Close Your Books: Cuts, shutdowns loom for EPA libraries

Some regional libraries maintained by the Environmental Protection Agency will permanently shut their doors because of a proposed cut to their funding, agency librarians and former librarians say. Several libraries have already cut staff and hours, and others are preparing to close by Sept. 30.

The funding cut, advanced by the administration in its proposed budget for 2007, will save U.S. taxpayers about $2 million in direct annual expenses. However, union representatives of thousands of EPA employees maintain that the change will squander the agency’s money in the long run.

The proposed budget cut will affect 10 regional libraries and the headquarters library, which operate on a budget of $3.5 million, EPA says.

“In the next year, I imagine, most of them will be closed,” says Chicago-based Charles Orzehoskie of the American Federation of Government Employees. That union, which represents about half of EPA’s staff, protested the budget cut in a June 29 letter to Congress.

A recent EPA-sponsored study estimated that the 11 affected libraries and 2 other major libraries generated between $13.5 million and $35.7 million in annual value at a cost of $6.2 million. Last year, regional-library staff conducted some 85,000 data searches on behalf of EPA staff. The librarians also performed other services, including thousands of searches for non–EPA users of the libraries.

Closing the libraries will reduce or eliminate the EPA scientists’ access to tens of thousands of unique documents, Orzehoskie says.

“We’re concerned about the public’s access too,” he says. EPA-regulated businesses and state officials are among those who frequently use the libraries’ services.

Some people outside the agency also express concern about the budget cut.

“It’s an affront to the public’s right to know,” says Carol M. Browner, former head of EPA, who is now an attorney in Washington, D.C. For some communities, says Browner, a particular EPA library may be the “only point of access” to certain records about local environmental hazards.

The agency is digitizing unique documents from the libraries’ collections and plans to make them freely available online. This week, an agency statement said, “Once the digitization effort is completed, there will be greater access to EPA collections for both EPA employees and the public.”

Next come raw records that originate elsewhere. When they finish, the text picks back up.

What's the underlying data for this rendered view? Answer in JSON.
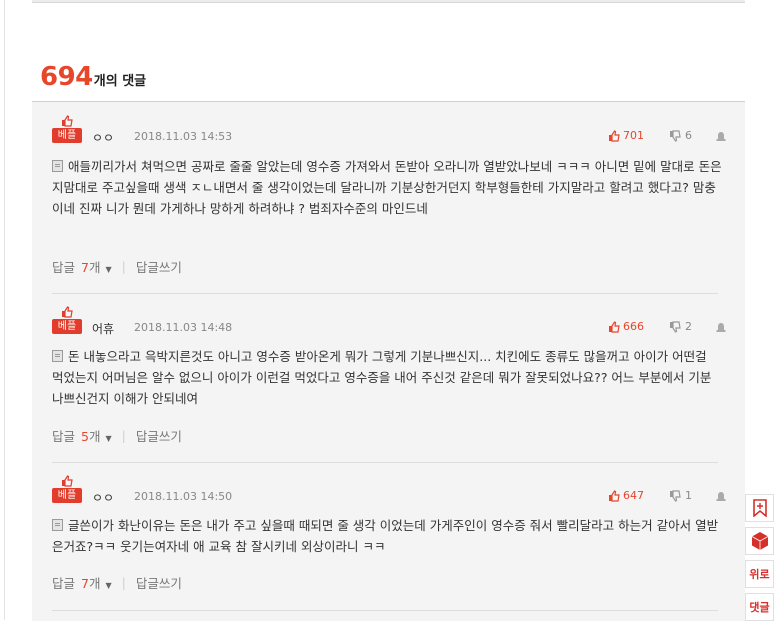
{
  "header": {
    "count": "694",
    "count_label": "개의 댓글"
  },
  "best_badge": "베플",
  "reply_label": "답글",
  "reply_unit": "개",
  "write_reply_label": "답글쓰기",
  "comments": [
    {
      "author": "ㅇㅇ",
      "date": "2018.11.03 14:53",
      "likes": "701",
      "dislikes": "6",
      "text": "애들끼리가서 쳐먹으면 공짜로 줄줄 알았는데 영수증 가져와서 돈받아 오라니까 열받았나보네 ㅋㅋㅋ 아니면 밑에 말대로 돈은 지맘대로 주고싶을때 생색 ㅈㄴ내면서 줄 생각이었는데 달라니까 기분상한거던지 학부형들한테 가지말라고 할려고 했다고? 맘충이네 진짜 니가 뭔데 가게하나 망하게 하려하냐 ? 범죄자수준의 마인드네",
      "reply_count": "7"
    },
    {
      "author": "어휴",
      "date": "2018.11.03 14:48",
      "likes": "666",
      "dislikes": "2",
      "text": "돈 내놓으라고 윽박지른것도 아니고 영수증 받아온게 뭐가 그렇게 기분나쁘신지... 치킨에도 종류도 많을꺼고 아이가 어떤걸 먹었는지 어머님은 알수 없으니 아이가 이런걸 먹었다고 영수증을 내어 주신것 같은데 뭐가 잘못되었나요?? 어느 부분에서 기분나쁘신건지 이해가 안되네여",
      "reply_count": "5"
    },
    {
      "author": "ㅇㅇ",
      "date": "2018.11.03 14:50",
      "likes": "647",
      "dislikes": "1",
      "text": "글쓴이가 화난이유는 돈은 내가 주고 싶을때 때되면 줄 생각 이었는데 가게주인이 영수증 줘서 빨리달라고 하는거 같아서 열받은거죠?ㅋㅋ 웃기는여자네 애 교육 참 잘시키네 외상이라니 ㅋㅋ",
      "reply_count": "7"
    }
  ],
  "sidebar": {
    "top_label": "위로",
    "comment_label": "댓글"
  }
}
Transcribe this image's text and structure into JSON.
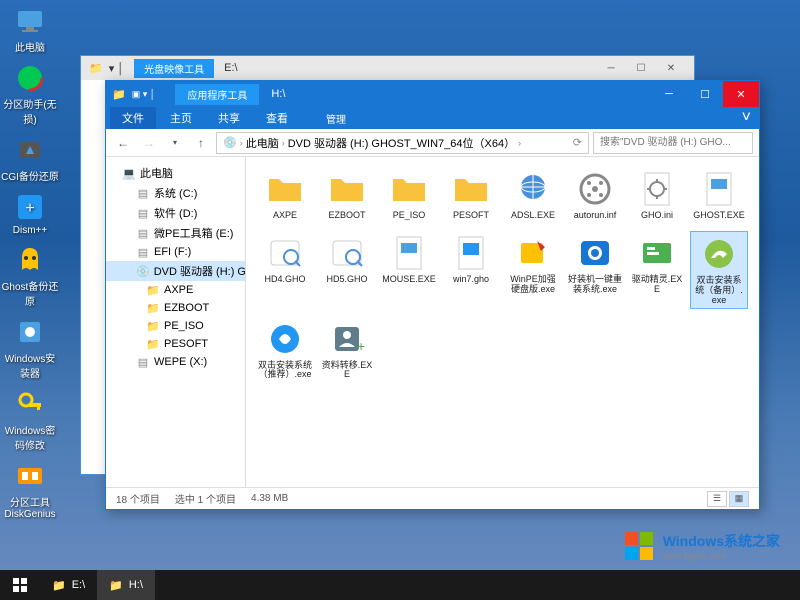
{
  "desktop_icons": [
    {
      "name": "pc",
      "label": "此电脑",
      "color": "#4aa0e0"
    },
    {
      "name": "partition",
      "label": "分区助手(无损)",
      "color": "#00c853"
    },
    {
      "name": "cgi",
      "label": "CGI备份还原",
      "color": "#666"
    },
    {
      "name": "dism",
      "label": "Dism++",
      "color": "#2196f3"
    },
    {
      "name": "ghost",
      "label": "Ghost备份还原",
      "color": "#ffc107"
    },
    {
      "name": "wininst",
      "label": "Windows安装器",
      "color": "#4aa0e0"
    },
    {
      "name": "winpwd",
      "label": "Windows密码修改",
      "color": "#ffd700"
    },
    {
      "name": "diskgenius",
      "label": "分区工具DiskGenius",
      "color": "#ff9800"
    }
  ],
  "back_window": {
    "context": "光盘映像工具",
    "title": "E:\\"
  },
  "front_window": {
    "context": "应用程序工具",
    "title": "H:\\",
    "menus": {
      "file": "文件",
      "home": "主页",
      "share": "共享",
      "view": "查看",
      "manage": "管理"
    },
    "breadcrumb": [
      "此电脑",
      "DVD 驱动器 (H:) GHOST_WIN7_64位（X64）"
    ],
    "search_placeholder": "搜索\"DVD 驱动器 (H:) GHO...",
    "tree": [
      {
        "label": "此电脑",
        "level": 0,
        "icon": "pc"
      },
      {
        "label": "系统 (C:)",
        "level": 1,
        "icon": "drive"
      },
      {
        "label": "软件 (D:)",
        "level": 1,
        "icon": "drive"
      },
      {
        "label": "微PE工具箱 (E:)",
        "level": 1,
        "icon": "drive"
      },
      {
        "label": "EFI (F:)",
        "level": 1,
        "icon": "drive"
      },
      {
        "label": "DVD 驱动器 (H:) G...",
        "level": 1,
        "icon": "dvd",
        "selected": true
      },
      {
        "label": "AXPE",
        "level": 2,
        "icon": "folder"
      },
      {
        "label": "EZBOOT",
        "level": 2,
        "icon": "folder"
      },
      {
        "label": "PE_ISO",
        "level": 2,
        "icon": "folder"
      },
      {
        "label": "PESOFT",
        "level": 2,
        "icon": "folder"
      },
      {
        "label": "WEPE (X:)",
        "level": 1,
        "icon": "drive"
      }
    ],
    "files": [
      {
        "name": "AXPE",
        "type": "folder"
      },
      {
        "name": "EZBOOT",
        "type": "folder"
      },
      {
        "name": "PE_ISO",
        "type": "folder"
      },
      {
        "name": "PESOFT",
        "type": "folder"
      },
      {
        "name": "ADSL.EXE",
        "type": "exe-net"
      },
      {
        "name": "autorun.inf",
        "type": "inf"
      },
      {
        "name": "GHO.ini",
        "type": "ini"
      },
      {
        "name": "GHOST.EXE",
        "type": "exe-ghost"
      },
      {
        "name": "HD4.GHO",
        "type": "gho"
      },
      {
        "name": "HD5.GHO",
        "type": "gho"
      },
      {
        "name": "MOUSE.EXE",
        "type": "exe-generic"
      },
      {
        "name": "win7.gho",
        "type": "gho2"
      },
      {
        "name": "WinPE加强硬盘版.exe",
        "type": "exe-pe"
      },
      {
        "name": "好装机一键重装系统.exe",
        "type": "exe-eye"
      },
      {
        "name": "驱动精灵.EXE",
        "type": "exe-driver"
      },
      {
        "name": "双击安装系统（备用）.exe",
        "type": "exe-install2",
        "selected": true
      },
      {
        "name": "双击安装系统（推荐）.exe",
        "type": "exe-install"
      },
      {
        "name": "资料转移.EXE",
        "type": "exe-transfer"
      }
    ],
    "status": {
      "count": "18 个项目",
      "selection": "选中 1 个项目",
      "size": "4.38 MB"
    }
  },
  "taskbar": [
    {
      "label": "E:\\",
      "active": false
    },
    {
      "label": "H:\\",
      "active": true
    }
  ],
  "watermark": {
    "text": "Windows系统之家",
    "url": "www.bjjmlv.com"
  }
}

Unique documents from the regional collections can be digitized in the next 6 to 9 months, the agency estimates. But several librarians expressed skepticism, saying that it might take years to transfer the collections to the Web.

“I’m a big booster of electronic format, [but] it doesn’t stand by itself,” says Bernadine Abbott Hoduski of Helena, Mont., a retired EPA librarian. Without librarians to help them, she says, scientists will struggle to find data that they seek.

Some library staff have been laid off or have left in anticipation of budget cuts.

“We’re losing the institutional memory with all these people leaving,” says librarian Fred Stoss of the State University of New York at Buffalo, who cochairs the environment task force of the American Library Association. “We don’t think they’ll be able to migrate everything from print to online quickly enough.”